18. März 2018
von Manfred Loimeier
1 Kommentar

Überall und nirgendwo zu Hause

Der Begriff „Afropolitan“ spielt in den Literaturwissenschaften eine nur geringfügige Rolle und wird ehestens als modisches Schlagwort begriffen. Die Selbstverständlichkeit indes, mit der der Terminus „Afropolitan“ als Markenzeichen oder zur Selbstpositionierung verwendet wird, macht eine literaturwissenschaftliche Betrachtung nicht nur naheliegend, sondern auch weiterführend. Zunächst stellt sich Anglisten allerdings die Frage, wie die Silbe „Afro“ aufzufassen ist. Taiye Selasi, die den Begriff „Afropolitan“ 2006 prägte, ist schließlich in London geboren, wuchs in Boston auf, studierte an den US-Universitäten Yale und Oxford und lebte bis zum Erfolg ihres Romans „Ghana must go“ (2013; „Diese Dinge geschehen nicht einfach so“, 2013, S. Fischer) in New York, später in Rom. Einzig die Herkunft ihrer Eltern aus Ghana und Nigeria schafft einen Bezug zu Afrika.

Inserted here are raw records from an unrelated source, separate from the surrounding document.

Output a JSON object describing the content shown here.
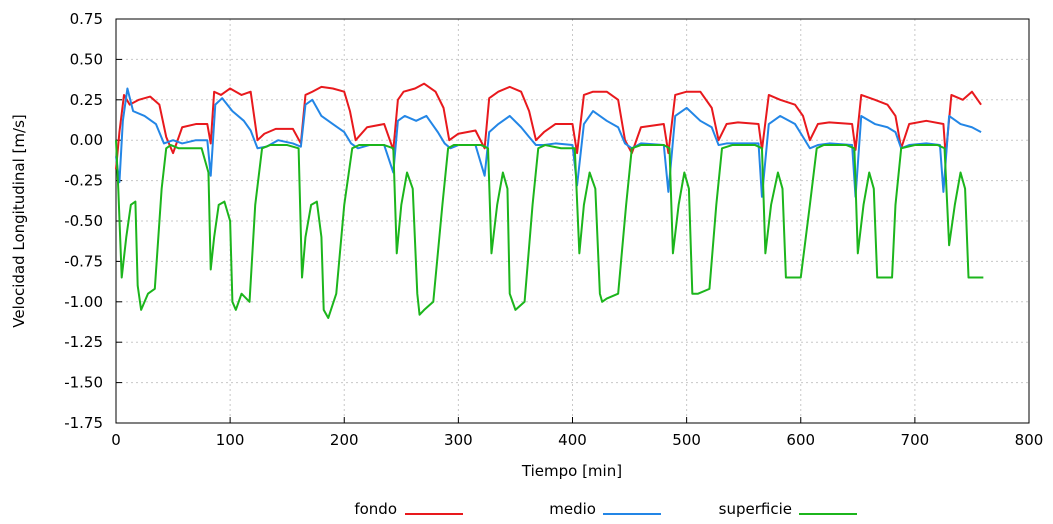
{
  "chart_data": {
    "type": "line",
    "title": "",
    "xlabel": "Tiempo [min]",
    "ylabel": "Velocidad Longitudinal [m/s]",
    "xlim": [
      0,
      800
    ],
    "ylim": [
      -1.75,
      0.75
    ],
    "xticks": [
      0,
      100,
      200,
      300,
      400,
      500,
      600,
      700,
      800
    ],
    "xtick_labels": [
      "0",
      "100",
      "200",
      "300",
      "400",
      "500",
      "600",
      "700",
      "800"
    ],
    "yticks": [
      0.75,
      0.5,
      0.25,
      0.0,
      -0.25,
      -0.5,
      -0.75,
      -1.0,
      -1.25,
      -1.5,
      -1.75
    ],
    "ytick_labels": [
      "0.75",
      "0.50",
      "0.25",
      "0.00",
      "-0.25",
      "-0.50",
      "-0.75",
      "-1.00",
      "-1.25",
      "-1.50",
      "-1.75"
    ],
    "grid": true,
    "legend_position": "bottom",
    "series": [
      {
        "name": "fondo",
        "color": "#e8191d",
        "x": [
          0,
          3,
          7,
          12,
          20,
          30,
          38,
          44,
          50,
          58,
          70,
          80,
          83,
          86,
          92,
          100,
          110,
          118,
          124,
          130,
          140,
          155,
          162,
          166,
          172,
          180,
          190,
          200,
          205,
          210,
          220,
          235,
          243,
          247,
          252,
          262,
          270,
          280,
          287,
          292,
          300,
          315,
          323,
          327,
          335,
          345,
          355,
          362,
          368,
          375,
          385,
          400,
          404,
          410,
          418,
          430,
          440,
          446,
          452,
          460,
          480,
          484,
          490,
          500,
          512,
          522,
          528,
          535,
          545,
          563,
          566,
          572,
          582,
          595,
          602,
          608,
          615,
          625,
          645,
          648,
          653,
          665,
          676,
          683,
          688,
          695,
          710,
          725,
          727,
          732,
          742,
          750,
          758
        ],
        "y": [
          -0.18,
          0.05,
          0.28,
          0.22,
          0.25,
          0.27,
          0.22,
          0.02,
          -0.08,
          0.08,
          0.1,
          0.1,
          -0.02,
          0.3,
          0.28,
          0.32,
          0.28,
          0.3,
          0.0,
          0.04,
          0.07,
          0.07,
          -0.02,
          0.28,
          0.3,
          0.33,
          0.32,
          0.3,
          0.18,
          0.0,
          0.08,
          0.1,
          -0.06,
          0.25,
          0.3,
          0.32,
          0.35,
          0.3,
          0.2,
          0.0,
          0.04,
          0.06,
          -0.05,
          0.26,
          0.3,
          0.33,
          0.3,
          0.18,
          0.0,
          0.05,
          0.1,
          0.1,
          -0.08,
          0.28,
          0.3,
          0.3,
          0.25,
          0.0,
          -0.08,
          0.08,
          0.1,
          -0.08,
          0.28,
          0.3,
          0.3,
          0.2,
          0.0,
          0.1,
          0.11,
          0.1,
          -0.06,
          0.28,
          0.25,
          0.22,
          0.15,
          0.0,
          0.1,
          0.11,
          0.1,
          -0.06,
          0.28,
          0.25,
          0.22,
          0.15,
          -0.05,
          0.1,
          0.12,
          0.1,
          -0.1,
          0.28,
          0.25,
          0.3,
          0.22
        ]
      },
      {
        "name": "medio",
        "color": "#2386e6",
        "x": [
          0,
          3,
          6,
          10,
          15,
          25,
          35,
          42,
          50,
          58,
          70,
          80,
          83,
          87,
          93,
          102,
          112,
          118,
          124,
          132,
          142,
          155,
          162,
          166,
          172,
          180,
          190,
          200,
          206,
          212,
          222,
          235,
          243,
          247,
          253,
          263,
          272,
          282,
          288,
          293,
          300,
          315,
          323,
          327,
          335,
          345,
          355,
          362,
          368,
          375,
          385,
          400,
          404,
          410,
          418,
          430,
          440,
          446,
          452,
          460,
          480,
          484,
          490,
          500,
          512,
          522,
          528,
          535,
          545,
          563,
          566,
          572,
          582,
          595,
          602,
          608,
          615,
          625,
          645,
          648,
          653,
          665,
          676,
          683,
          688,
          695,
          710,
          722,
          725,
          730,
          740,
          750,
          758
        ],
        "y": [
          -0.1,
          -0.26,
          0.12,
          0.32,
          0.18,
          0.15,
          0.1,
          -0.02,
          0.0,
          -0.02,
          0.0,
          0.0,
          -0.22,
          0.22,
          0.26,
          0.18,
          0.12,
          0.06,
          -0.05,
          -0.04,
          0.0,
          -0.02,
          -0.04,
          0.22,
          0.25,
          0.15,
          0.1,
          0.05,
          -0.02,
          -0.05,
          -0.03,
          -0.03,
          -0.2,
          0.12,
          0.15,
          0.12,
          0.15,
          0.05,
          -0.02,
          -0.05,
          -0.03,
          -0.03,
          -0.22,
          0.05,
          0.1,
          0.15,
          0.08,
          0.02,
          -0.03,
          -0.03,
          -0.02,
          -0.03,
          -0.28,
          0.1,
          0.18,
          0.12,
          0.08,
          -0.02,
          -0.05,
          -0.02,
          -0.03,
          -0.32,
          0.15,
          0.2,
          0.12,
          0.08,
          -0.03,
          -0.02,
          -0.02,
          -0.02,
          -0.35,
          0.1,
          0.15,
          0.1,
          0.02,
          -0.05,
          -0.03,
          -0.02,
          -0.03,
          -0.35,
          0.15,
          0.1,
          0.08,
          0.05,
          -0.05,
          -0.03,
          -0.02,
          -0.03,
          -0.32,
          0.15,
          0.1,
          0.08,
          0.05
        ]
      },
      {
        "name": "superficie",
        "color": "#1cb51c",
        "x": [
          0,
          2,
          5,
          9,
          13,
          17,
          19,
          22,
          28,
          34,
          40,
          44,
          48,
          55,
          65,
          75,
          81,
          83,
          86,
          90,
          95,
          100,
          102,
          105,
          110,
          117,
          122,
          128,
          135,
          150,
          160,
          163,
          166,
          171,
          176,
          180,
          182,
          186,
          193,
          200,
          207,
          213,
          220,
          235,
          243,
          246,
          250,
          255,
          260,
          264,
          266,
          270,
          278,
          286,
          291,
          296,
          305,
          320,
          326,
          329,
          334,
          339,
          343,
          345,
          350,
          358,
          365,
          370,
          376,
          390,
          402,
          406,
          410,
          415,
          420,
          424,
          426,
          430,
          440,
          447,
          452,
          460,
          480,
          485,
          488,
          493,
          498,
          502,
          505,
          510,
          520,
          526,
          531,
          540,
          560,
          566,
          569,
          574,
          580,
          584,
          587,
          592,
          600,
          608,
          614,
          620,
          640,
          647,
          650,
          655,
          660,
          664,
          667,
          672,
          680,
          683,
          688,
          700,
          720,
          726,
          730,
          735,
          740,
          744,
          747,
          752,
          760
        ],
        "y": [
          0.0,
          -0.3,
          -0.85,
          -0.6,
          -0.4,
          -0.38,
          -0.9,
          -1.05,
          -0.95,
          -0.92,
          -0.3,
          -0.05,
          -0.03,
          -0.05,
          -0.05,
          -0.05,
          -0.2,
          -0.8,
          -0.6,
          -0.4,
          -0.38,
          -0.5,
          -1.0,
          -1.05,
          -0.95,
          -1.0,
          -0.4,
          -0.05,
          -0.03,
          -0.03,
          -0.05,
          -0.85,
          -0.6,
          -0.4,
          -0.38,
          -0.6,
          -1.05,
          -1.1,
          -0.95,
          -0.4,
          -0.05,
          -0.03,
          -0.03,
          -0.03,
          -0.05,
          -0.7,
          -0.4,
          -0.2,
          -0.3,
          -0.95,
          -1.08,
          -1.05,
          -1.0,
          -0.4,
          -0.05,
          -0.03,
          -0.03,
          -0.03,
          -0.05,
          -0.7,
          -0.4,
          -0.2,
          -0.3,
          -0.95,
          -1.05,
          -1.0,
          -0.4,
          -0.05,
          -0.03,
          -0.05,
          -0.05,
          -0.7,
          -0.4,
          -0.2,
          -0.3,
          -0.95,
          -1.0,
          -0.98,
          -0.95,
          -0.4,
          -0.05,
          -0.03,
          -0.03,
          -0.05,
          -0.7,
          -0.4,
          -0.2,
          -0.3,
          -0.95,
          -0.95,
          -0.92,
          -0.4,
          -0.05,
          -0.03,
          -0.03,
          -0.05,
          -0.7,
          -0.4,
          -0.2,
          -0.3,
          -0.85,
          -0.85,
          -0.85,
          -0.4,
          -0.05,
          -0.03,
          -0.03,
          -0.05,
          -0.7,
          -0.4,
          -0.2,
          -0.3,
          -0.85,
          -0.85,
          -0.85,
          -0.4,
          -0.05,
          -0.03,
          -0.03,
          -0.05,
          -0.65,
          -0.4,
          -0.2,
          -0.3,
          -0.85,
          -0.85,
          -0.85
        ]
      }
    ]
  }
}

Da Selasis Begriff „Afropolitan“ zumindest in Europa im Grunde erst durch ihren gefeierten Roman „Ghana must go“ populär wurde und beispielsweise in Deutschland erst 2013 die deutschsprachige Übersetzung ihres Aufsatzes „Bye Bye Babar“ erfolgte – als begleitende Werbemaßnahme zur Romanveröffentlichung –, erfolgt die Diskussion des „Afropolitan“-Begriffs hier im Zusammenhang des Romans „Ghana must go“.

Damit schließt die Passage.